In response to this morning's Sutton Trust report
this post calls for two key changes in school admissions:
1) Banding should be encouraged and be truly fair, in that it should be able to be based on the distribution of ability in the local area (which is not allowed at the moment)
2) Whatever the nature of the school, admissions should be co-ordinated and organised by the local authority
The Sutton Trust report points out that the most successful comprehensive schools have below average proportions of the most disadvantaged students, and suggests "covert selection" is involved. It calls for the use of ballots of banding to "achieve a genuinely balanced intake".
As my colleague Melissa Benn has pointed out
, it is intriguing how comprehensives are singled out about their selectivity rather than the far more selective grammar schools or private schools. However it has long been clear that a certain amount of covert selection is possible where schools are in charge of their own admissions. This has been the case for most faith schools, for foundation schools, for CTCs and - of course - now for academies.
Learning from Hackney
The majority of secondary schools in Hackney are now academies. However admissions are co-ordinated by the local authority. All Year 6 pupils sit just one CATs test to enable banding, admissions are submitted to the local education authority and they co-ordinate allocation of places - in line with each school's individual admissions policy.
It makes life simple, easy and clear for children and for their parents, and includes all equally. Putting local authorities in control of admissions for all state schools in their area would be a huge step towards fairness and away from covert selection.
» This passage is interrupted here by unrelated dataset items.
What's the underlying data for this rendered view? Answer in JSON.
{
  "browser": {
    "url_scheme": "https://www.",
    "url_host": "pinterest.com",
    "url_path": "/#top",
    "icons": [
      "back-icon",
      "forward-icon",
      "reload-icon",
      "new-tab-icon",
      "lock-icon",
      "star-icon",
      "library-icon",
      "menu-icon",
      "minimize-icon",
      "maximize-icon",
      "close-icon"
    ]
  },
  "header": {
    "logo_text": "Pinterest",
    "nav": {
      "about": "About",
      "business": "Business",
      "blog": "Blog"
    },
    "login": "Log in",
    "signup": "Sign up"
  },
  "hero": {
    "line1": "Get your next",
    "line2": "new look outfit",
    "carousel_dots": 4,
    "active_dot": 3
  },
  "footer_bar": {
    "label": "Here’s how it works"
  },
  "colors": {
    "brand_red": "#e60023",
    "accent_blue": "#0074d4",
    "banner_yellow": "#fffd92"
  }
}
In Hackney all schools also use banding. Each school decides how many ability bands it will use (some use 3, one uses as many as 11 bands). For each band the nearest students are selected but the use of bands ensures that, overall, students are admitted in a fair proportion according to ability regardless of what sort of area the school is actually based in. And, unlike with ballots, it still ensures it takes its intake from the local community.
At least that is the theory. The school where I am Chair has an Free School Meals intake (46% on the new DfE measure) that is well above the national average but below the Hackney average, and below that of most other Hackney schools. But if we wanted to change that, and make it more representative of Hackney as a whole, there is nothing we can do.
The reason is that a school can band on the basis of applications (ie, the ability of those admitted will be in the same proportion as those applying), as we do. Or it can band on the basis of ability nationwide. Given that CAT scores nationwide average 100 and those in Hackney average 96, banding on national figures will increase the ability of the intake of a school. (Most Hackney schools use application-based banding but Mossbourne has this year changed to banding based on national figures - therefore ensuring their intake is above the Hackney average.)
What I understand is not allowed is to base the admissions bands on ability in the local borough. If this were allowed, and all Hackney schools were to adopt it, then every school in the borough would have roughly the same intake in terms of ability.
Gove and "Fair Banding"
Michael Gove has spoken out in favour of "fair banding". My colleague Francis Gilbert quotes him
at a meeting in March 2011 saying that he "supported a “fair banding” system where pupils of all abilities within a local area are dispersed fairly and equally throughout a family of schools". It is great that he advocates this but there are two problems in practice: The first is that he effectively exempts academies by leaving the decision to them. The second is that he doesn't seem aware that the DfE does not allow banding based on ability across a borough.
I don't know if it would need a change in DfE policy or a change in the law to allow locality-based banding. And if I'm wrong, and the rules have been changed since our school last discussed it, please do let me know.
Does this get in the way of the much vaunted school autonomy? No, I am all for schools (and I mean all schools) having a fair degree of autonomy but having control of their own admissions should not be part of that. Let us ensure a fair playing field by tight control of admissions - by the local authority and ideally through genuine fair banding - and then let each school do the best it can for those students.